Wednesday, February 14, 2018

Deportations and the Tax Bill

@Cat9bx0219 tweets at me:
No, I do not support deportations as a policy. If undocumented have jobs and live on private property, I have no objection to them. If there are undocumented that take advantage of government handouts, I say put up a "welfare wall" that prevents them from such handouts be they schooling. medical or whatever handouts.

My point with regard to the GOP tax bill was to point out to those who cheered the bill because it "punished" blue states is that the elimination of the SALT deduction in the bill will drive some blue state residents into red state country and potentially turn some red states blue.

I do not object to tax cuts in general. However, I continue to point out that Trump's tax cut is a scam because it doesn't at the same time cut government spending. Thus, the money will still be taken out of the economy but in more complex ways that confuse the general public but make the economy much less stable.

-RW

1 comment:

  1. --- If undocumented have jobs and live on private property, I have no objection to them. ---

    That's the principled libertarian and even classical liberal position.

    Pseudo-libertarians like Bionic Mosquito et al. make the apparently serious claim that immigrants are trespassers by definition, even when they enjoy contractual agreements with local property owners.
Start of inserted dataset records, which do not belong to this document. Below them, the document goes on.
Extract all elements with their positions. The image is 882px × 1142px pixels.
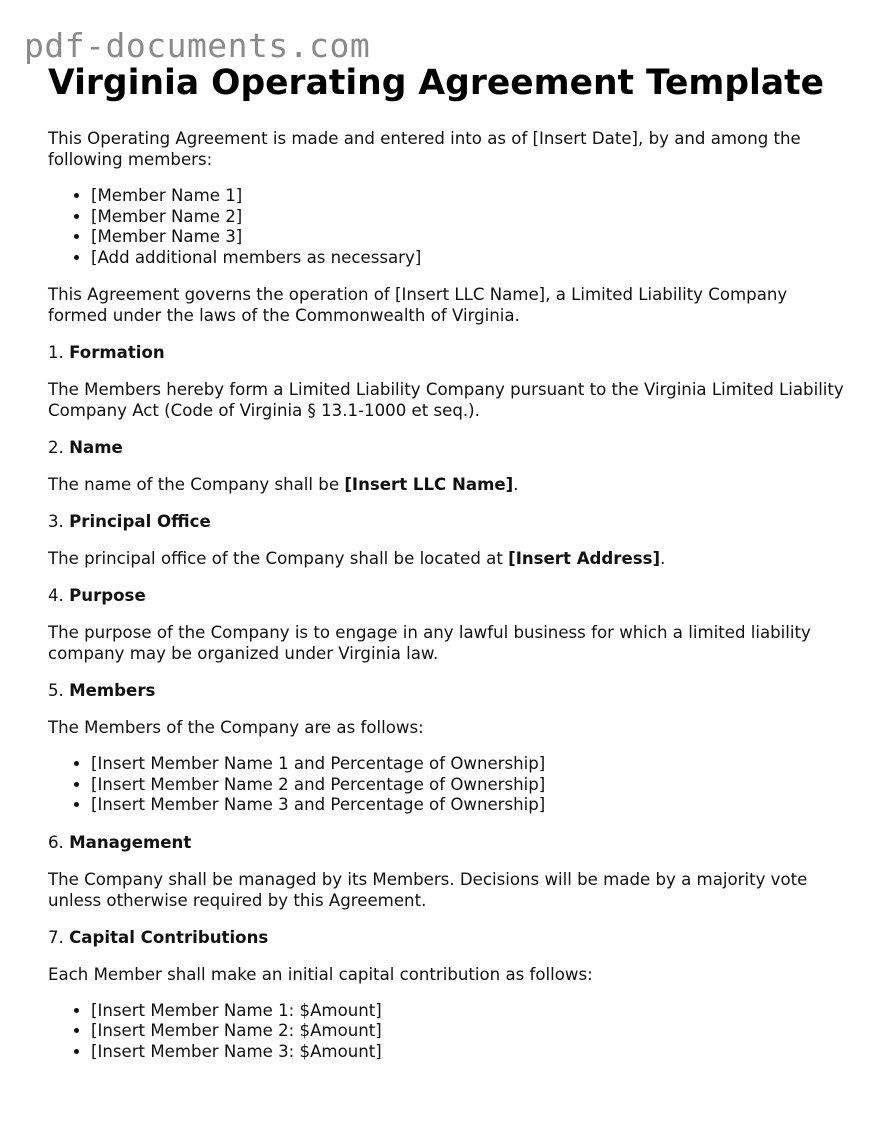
list-item: • [Insert Member Name 1 and Percentage of Ownership]: [91, 754, 848, 775]
capital-contributions-list: [48, 1001, 848, 1063]
section-text-name: [48, 474, 848, 495]
section-heading-capital-contributions: [48, 927, 848, 948]
text-segment: .: [513, 475, 519, 494]
section-number: 5.: [48, 681, 64, 700]
text-segment: The name of the Company shall be: [48, 475, 345, 494]
list-item: • [Insert Member Name 2 and Percentage of Ownership]: [91, 775, 848, 796]
list-item: • [Insert Member Name 1: $Amount]: [91, 1001, 848, 1022]
section-heading-members: [48, 680, 848, 701]
section-title: Name: [69, 438, 123, 457]
document-title: Virginia Operating Agreement Template: [48, 63, 825, 103]
watermark: pdf-documents.com: [24, 26, 371, 65]
section-number: 6.: [48, 832, 64, 852]
text-segment: The principal office of the Company shall be located at: [48, 549, 509, 568]
governs-paragraph: This Agreement governs the operation of [Insert LLC Name], a Limited Liability Company formed under the laws of the Commonwealth of Virginia.: [48, 285, 788, 325]
intro-paragraph: This Operating Agreement is made and entered into as of [Insert Date], by and among the following members:: [48, 129, 801, 169]
section-text-formation: The Members hereby form a Limited Liability Company pursuant to the Virginia Limited Liability Company Act (Code of Virginia § 13.1-1000 et seq.).: [48, 380, 844, 420]
list-item: • [Insert Member Name 2: $Amount]: [91, 1021, 848, 1042]
section-title: Purpose: [69, 586, 146, 605]
section-title: Principal Office: [69, 512, 211, 531]
document-body: [48, 60, 848, 1078]
section-number: 4.: [48, 586, 64, 605]
members-ownership-list: [48, 754, 848, 816]
list-item: • [Member Name 3]: [91, 227, 848, 248]
list-item: • [Insert Member Name 3 and Percentage of Ownership]: [91, 795, 848, 816]
section-heading-purpose: [48, 585, 848, 606]
placeholder-address: [Insert Address]: [508, 549, 661, 568]
section-number: 7.: [48, 927, 64, 947]
section-title: Members: [69, 681, 156, 700]
section-text-purpose: The purpose of the Company is to engage in any lawful business for which a limited liability company may be organized under Virginia law.: [48, 623, 811, 663]
section-heading-principal-office: [48, 511, 848, 532]
section-heading-name: [48, 437, 848, 458]
list-item: • [Add additional members as necessary]: [91, 248, 848, 269]
section-text-capital-contributions: Each Member shall make an initial capital contribution as follows:: [48, 964, 593, 984]
section-heading-management: [48, 832, 848, 853]
text-segment: .: [660, 549, 666, 568]
placeholder-llc-name: [Insert LLC Name]: [344, 475, 514, 494]
section-title: Formation: [69, 343, 165, 362]
section-text-management: The Company shall be managed by its Members. Decisions will be made by a majority vote unless otherwise required by this Agreement.: [48, 869, 808, 910]
list-item: • [Member Name 1]: [91, 186, 848, 207]
section-number: 2.: [48, 438, 64, 457]
section-number: 1.: [48, 343, 64, 362]
initial-members-list: [48, 186, 848, 268]
section-text-members: The Members of the Company are as follows:: [48, 718, 424, 737]
section-title: Management: [69, 832, 192, 852]
section-number: 3.: [48, 512, 64, 531]
section-heading-formation: [48, 342, 848, 363]
section-text-principal-office: [48, 548, 848, 569]
section-title: Capital Contributions: [69, 927, 269, 947]
list-item: • [Member Name 2]: [91, 207, 848, 228]
list-item: • [Insert Member Name 3: $Amount]: [91, 1042, 848, 1063]
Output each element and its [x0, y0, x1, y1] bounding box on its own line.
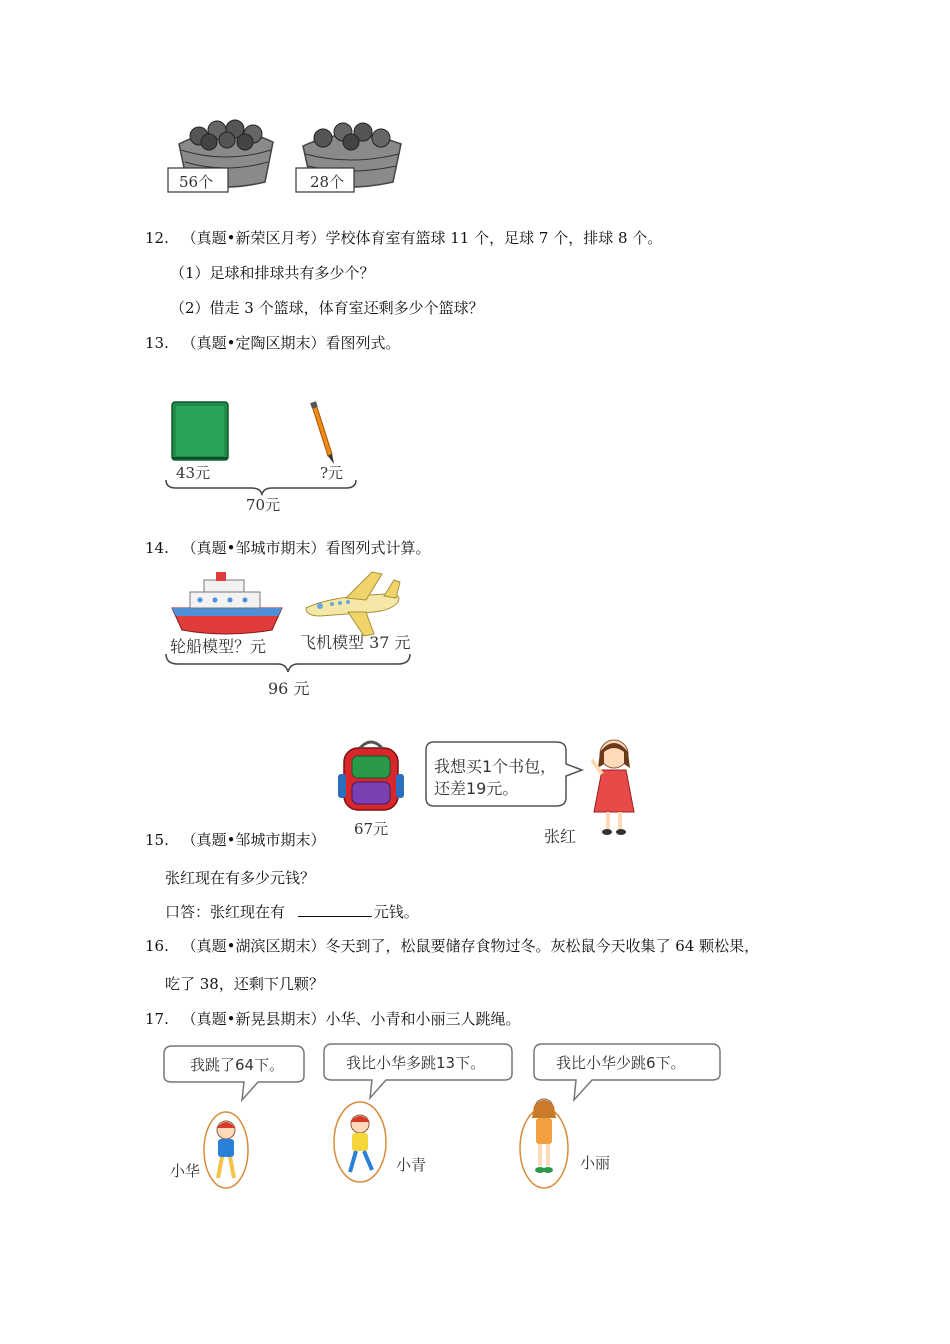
question-text: （真题•定陶区期末）看图列式。 [181, 334, 401, 352]
question-number: 15. [145, 831, 169, 849]
speech-line-2: 还差19元。 [434, 779, 519, 798]
schoolbag-icon [338, 742, 404, 810]
schoolbag-price: 67元 [354, 820, 389, 838]
girl-icon [592, 740, 634, 835]
question-number: 17. [145, 1010, 169, 1028]
question-16 [145, 936, 759, 956]
speech-line-1: 我想买1个书包， [434, 757, 557, 776]
answer-blank[interactable] [298, 902, 372, 917]
question-12-sub2: （2）借走 3 个篮球，体育室还剩多少个篮球？ [170, 299, 484, 317]
question-text: （真题•邹城市期末） [181, 831, 326, 849]
kid-3-name: 小丽 [580, 1154, 611, 1172]
ship-label: 轮船模型？元 [170, 637, 267, 656]
girl-jumping-icon [520, 1099, 568, 1188]
answer-suffix: 元钱。 [373, 903, 419, 921]
question-15-answer [165, 902, 419, 922]
answer-prefix: 口答：张红现在有 [165, 903, 286, 921]
schoolbag-girl-figure [334, 734, 646, 852]
question-15-ask: 张红现在有多少元钱？ [165, 869, 316, 887]
ship-plane-figure [160, 568, 418, 700]
question-13 [145, 333, 401, 353]
jump-rope-figure [160, 1038, 730, 1194]
bubble-3-text: 我比小华少跳6下。 [556, 1054, 686, 1072]
question-number: 14. [145, 539, 169, 557]
question-text: （真题•邹城市期末）看图列式计算。 [181, 539, 431, 557]
notebook-pen-figure [162, 396, 362, 518]
question-text-line1: （真题•湖滨区期末）冬天到了，松鼠要储存食物过冬。灰松鼠今天收集了 64 颗松果， [181, 937, 760, 955]
kid-1-name: 小华 [170, 1162, 201, 1180]
question-text: （真题•新晃县期末）小华、小青和小丽三人跳绳。 [181, 1010, 521, 1028]
question-17 [145, 1009, 521, 1029]
girl-name: 张红 [544, 827, 577, 846]
question-number: 12. [145, 229, 169, 247]
pen-icon [310, 401, 334, 464]
speech-bubble [534, 1044, 720, 1100]
question-12 [145, 228, 662, 248]
question-14 [145, 538, 431, 558]
total-price: 70元 [246, 496, 281, 514]
notebook-icon [172, 402, 228, 460]
boy-jumping-icon [204, 1112, 248, 1188]
ship-icon [172, 572, 282, 634]
total-brace [166, 480, 356, 494]
bubble-2-text: 我比小华多跳13下。 [346, 1054, 486, 1072]
question-number: 13. [145, 334, 169, 352]
total-price: 96 元 [268, 679, 310, 698]
total-brace [166, 654, 410, 672]
question-text: （真题•新荣区月考）学校体育室有篮球 11 个，足球 7 个，排球 8 个。 [181, 229, 663, 247]
question-15 [145, 830, 326, 850]
basket1-label: 56个 [179, 173, 214, 191]
kid-2-name: 小青 [396, 1156, 427, 1174]
plane-icon [306, 572, 400, 636]
question-16-line2: 吃了 38，还剩下几颗？ [165, 975, 324, 993]
bubble-1-text: 我跳了64下。 [190, 1056, 285, 1074]
pen-price: ?元 [320, 464, 344, 482]
girl-jumping-icon [334, 1102, 386, 1182]
question-number: 16. [145, 937, 169, 955]
basket2-label: 28个 [310, 173, 345, 191]
question-12-sub1: （1）足球和排球共有多少个？ [170, 264, 375, 282]
baskets-figure [165, 112, 410, 198]
notebook-price: 43元 [176, 464, 211, 482]
plane-label: 飞机模型 37 元 [300, 633, 411, 652]
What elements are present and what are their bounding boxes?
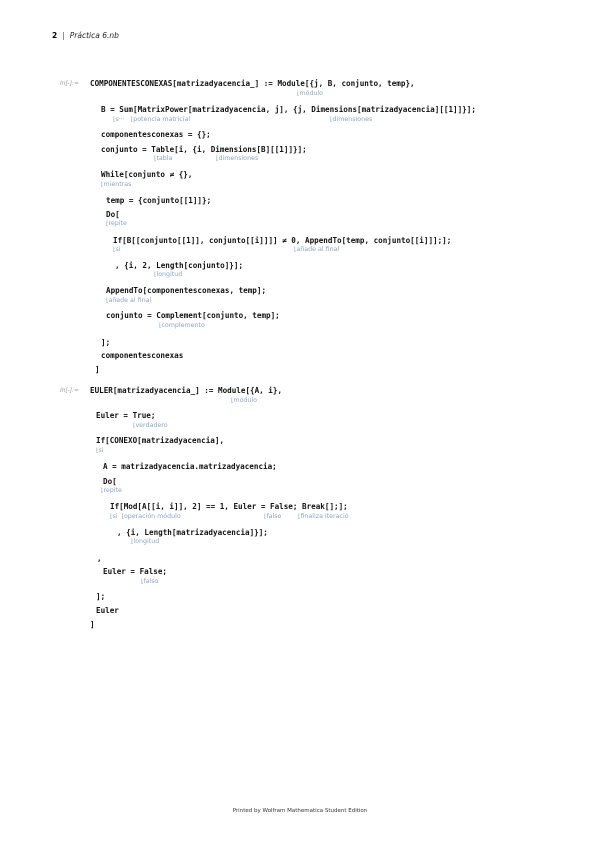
function-hint: ⌊añade al final: [294, 246, 340, 253]
code-line[interactable]: If[Mod[A[[i, i]], 2] == 1, Euler = False; Break[];];: [110, 502, 348, 511]
document-title: Práctica 6.nb: [69, 31, 119, 40]
function-hint: ⌊finaliza iteració: [298, 513, 349, 520]
code-line[interactable]: While[conjunto ≠ {},: [101, 170, 193, 179]
code-line[interactable]: conjunto = Complement[conjunto, temp];: [106, 311, 280, 320]
code-line[interactable]: ]: [95, 365, 100, 374]
function-hint: ⌊si: [113, 246, 121, 253]
function-hint: ⌊si ⌊operación módulo: [110, 513, 181, 520]
code-line[interactable]: EULER[matrizadyacencia_] := Module[{A, i},: [90, 386, 283, 395]
function-hint: ⌊s··· ⌊potencia matricial: [113, 116, 191, 123]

The different explanations on why they make this claim range from the inevitable nature of the State or the "State is God" fallacy, to the idea that immigrants carry a disease called "culture" which can infect the local culture with recipes for delicious tamales or something.

    --- If there are undocumented that take advantage of government handouts, I say put up a "welfare wall" that prevents them from such handouts ---

    Another principled position. I would argue that welfare consumption by immigrants is much lower than what is reported by the anti-immigrant C.I.S. which has as much credibility as the Southern Poverty Law Center when it comes to anything. The C.I.S. plays fast and loose with statistics by conflating immigrants with American Citizens by lumping both under a "househild", so that immigrants are over-represented while native-born are under-represented when reporting welfare or other benefit use. The way they present their "findings" makes it seem like *individual immigrants* use more benefits than the native-born, a statistical sleight of hand.

    --- be they schooling. medical or whatever handouts. ---

    Schooling is not a handout. People have had their children taken away by the State for daring to homeschool them. Some "handout"!